Produzione occhiali: fasi, materiali e sostenibilità
Le fasi di produzione degli occhiali: scelta dei materiali e lavorazioni artigianali tra acetato di cellulosa, titanio e alluminio.
L’artigianalità di Ottica Bernabei è il risultato di oltre un secolo di esperienza nel campo dell’ottica a Roma. Un sapere che nasce nella città e nella sua cultura e che si è trasmesso di generazione in generazione, trasformando la cura per la vista in una tradizione di famiglia. Tecniche di lavorazione consolidate e strumenti contemporanei convivono in un processo che accompagna ogni fase, dall’esame della vista alla realizzazione dell’occhiale finito.
Un metodo che mantiene viva una tradizione iniziata nel 1886 e che trova espressione concreta nella scelta dei materiali e nella cura dei dettagli.
Esame della vista da Ottica Bernabei a Roma
Occhiali in alluminio: leggerezza e riciclabilità
L’alluminio è un materiale impiegato nell’ottica per le sue caratteristiche di leggerezza strutturale e resistenza meccanica. Le montature in alluminio offrono stabilità dimensionale anche con spessori ridotti e una buona tolleranza all’uso quotidiano. Dal punto di vista della sostenibilità, l’alluminio è riciclabile al 100% senza perdita delle proprietà originarie. Il suo riutilizzo richiede meno energia rispetto alla produzione primaria, rendendolo un materiale adatto a filiere industriali attente alla riduzione degli sprechi.
Occhiali in titanio: resistenza e biocompatibilità

Il titanio è apprezzato per la sua elevata resistenza alla corrosione, per la leggerezza e per la biocompatibilità, che lo rende adatto anche a pelli sensibili. Le montature in titanio combinano solidità e flessibilità, mantenendo nel tempo forma e stabilità. Dal punto di vista ambientale, il titanio è un materiale durevole, con un ciclo di vita lungo e una buona riciclabilità industriale, caratteristiche che contribuiscono a ridurre l’impatto complessivo del prodotto.
Occhiali in acetato di cellulosa: fibre naturali

L’acetato di cellulosa rappresenta una sintesi efficace tra estetica, comfort e attenzione ambientale. Essendo derivato da materie prime naturali, non è un materiale plastico di origine petrolchimica. La sua durabilità nel tempo riduce la necessità di sostituzioni frequenti, mentre la possibilità di riparazione e regolazione contribuisce a prolungare il ciclo di vita del prodotto. Una scelta che riflette un approccio responsabile alla produzione e all’utilizzo delle montature.
Le fasi di produzione delle montature in acetato
Tra i materiali utilizzati con maggiore frequenza c’è l’acetato di cellulosa, scelto per la sua resistenza, per il comfort nel tempo e per la ricchezza cromatica che consente. Derivato da fibre naturali come il cotone, l’acetato di cellulosa è un materiale di origine rinnovabile che unisce flessibilità, leggerezza e stabilità dimensionale. La sua lavorazione permette di ottenere superfici profonde, trasparenze e texture complesse, difficilmente replicabili con materiali sintetici.

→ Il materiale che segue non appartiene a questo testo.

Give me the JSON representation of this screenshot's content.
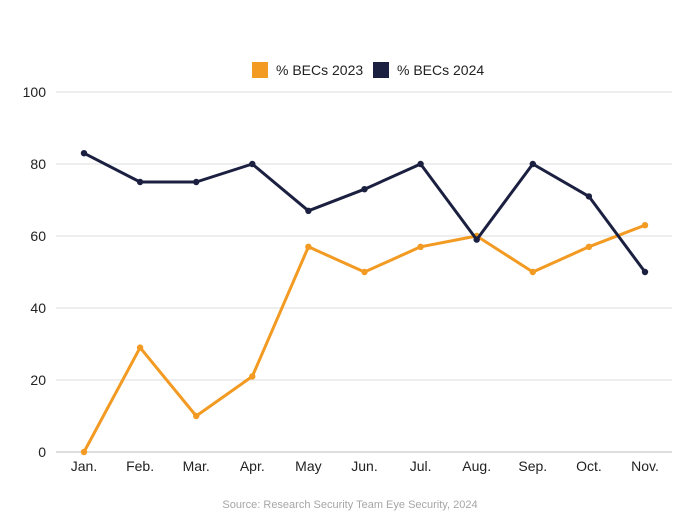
{
  "chart_data": {
    "type": "line",
    "categories": [
      "Jan.",
      "Feb.",
      "Mar.",
      "Apr.",
      "May",
      "Jun.",
      "Jul.",
      "Aug.",
      "Sep.",
      "Oct.",
      "Nov."
    ],
    "series": [
      {
        "name": "% BECs 2023",
        "color": "#f29a22",
        "values": [
          0,
          29,
          10,
          21,
          57,
          50,
          57,
          60,
          50,
          57,
          63
        ]
      },
      {
        "name": "% BECs 2024",
        "color": "#1b2040",
        "values": [
          83,
          75,
          75,
          80,
          67,
          73,
          80,
          59,
          80,
          71,
          50
        ]
      }
    ],
    "yticks": [
      0,
      20,
      40,
      60,
      80,
      100
    ],
    "ylim": [
      0,
      100
    ],
    "grid": true,
    "legend_position": "top-center",
    "source": "Source: Research Security Team Eye Security, 2024"
  }
}
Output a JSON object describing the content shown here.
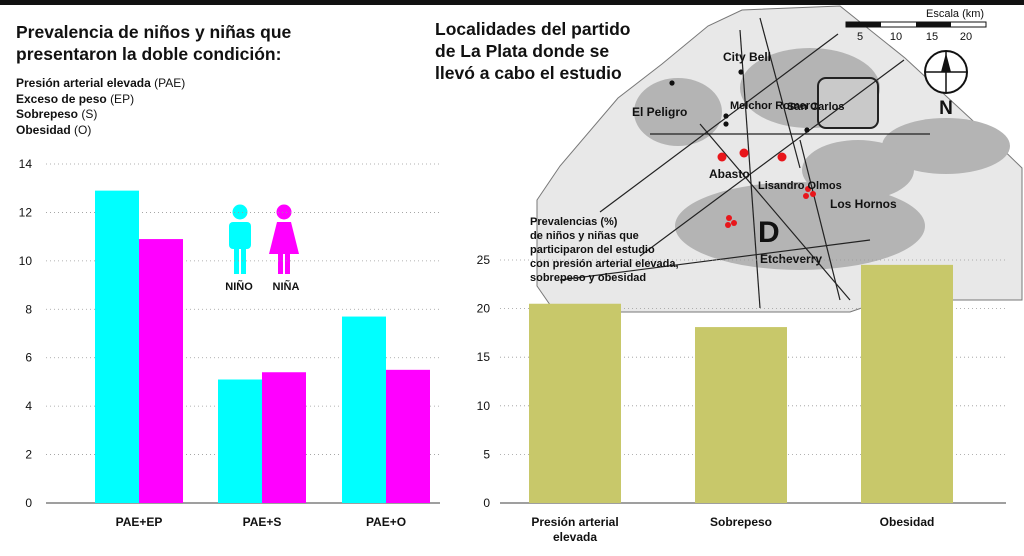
{
  "left_title": [
    "Prevalencia de niños y niñas que",
    "presentaron la doble condición:"
  ],
  "legend": [
    {
      "term": "Presión arterial elevada",
      "abbr": "(PAE)"
    },
    {
      "term": "Exceso de peso",
      "abbr": "(EP)"
    },
    {
      "term": "Sobrepeso",
      "abbr": "(S)"
    },
    {
      "term": "Obesidad",
      "abbr": "(O)"
    }
  ],
  "gender_labels": {
    "boy": "NIÑO",
    "girl": "NIÑA"
  },
  "right_title": [
    "Localidades del partido",
    "de La Plata donde se",
    "llevó a cabo el estudio"
  ],
  "map": {
    "scale_label": "Escala (km)",
    "scale_ticks": [
      "5",
      "10",
      "15",
      "20"
    ],
    "north": "N",
    "big_letter": "D",
    "localities": [
      "City Bell",
      "San Carlos",
      "Melchor Romero",
      "El Peligro",
      "Abasto",
      "Lisandro Olmos",
      "Los Hornos",
      "Etcheverry"
    ]
  },
  "right_caption": [
    "Prevalencias (%)",
    "de niños y niñas que",
    "participaron del estudio",
    "con presión arterial elevada,",
    "sobrepeso y obesidad"
  ],
  "colors": {
    "boy": "#00ffff",
    "girl": "#ff00ff",
    "right_bar": "#c8c86a",
    "grid": "#999999",
    "map_fill": "#b4b4b4",
    "map_dot": "#e8161b"
  },
  "chart_data": [
    {
      "type": "bar",
      "categories": [
        "PAE+EP",
        "PAE+S",
        "PAE+O"
      ],
      "series": [
        {
          "name": "NIÑO",
          "values": [
            12.9,
            5.1,
            7.7
          ]
        },
        {
          "name": "NIÑA",
          "values": [
            10.9,
            5.4,
            5.5
          ]
        }
      ],
      "yticks": [
        "0",
        "2",
        "4",
        "6",
        "8",
        "10",
        "12",
        "14"
      ],
      "ylim": [
        0,
        14
      ],
      "grid": true
    },
    {
      "type": "bar",
      "categories": [
        "Presión arterial elevada",
        "Sobrepeso",
        "Obesidad"
      ],
      "values": [
        20.5,
        18.1,
        24.5
      ],
      "yticks": [
        "0",
        "5",
        "10",
        "15",
        "20",
        "25"
      ],
      "ylim": [
        0,
        25
      ],
      "grid": true
    }
  ]
}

Le fasi di produzione degli occhiali in acetato iniziano con la selezione delle lastre, seguita dal taglio e dalla sagomatura mediante macchine a controllo numerico, che garantiscono precisione costante e rispetto del disegno originale.
La fase successiva è la rifinitura manuale: i bordi vengono levigati, le superfici ammorbidite e le zone di contatto modellate per assicurare una vestibilità corretta.
Segue la lucidatura, realizzata con diverse tecniche, che restituisce all’acetato una superficie uniforme e brillante, valorizzando colori e sfumature.
L’assemblaggio finale, con l’inserimento di cerniere e componenti metallici, precede il controllo qualità, durante il quale ogni montatura viene verificata in termini di finitura, solidità e comfort.
Occhiali in serie limitata

Gli occhiali di ottica Bernabei vengono realizzati in serie limitata, secondo un principio di produzione controllata che tutela sia l'ambiente che la qualità artigianale. Il numero massimo di pezzi per ciascun modello e per lotto è 86, in riferimento all’anno di fondazione del marchio nel 1886. Ogni occhiale riporta una incisione laser con numero progressivo, segno discreto e permanente che ne attesta l’autenticità e l’appartenenza a una produzione non seriale.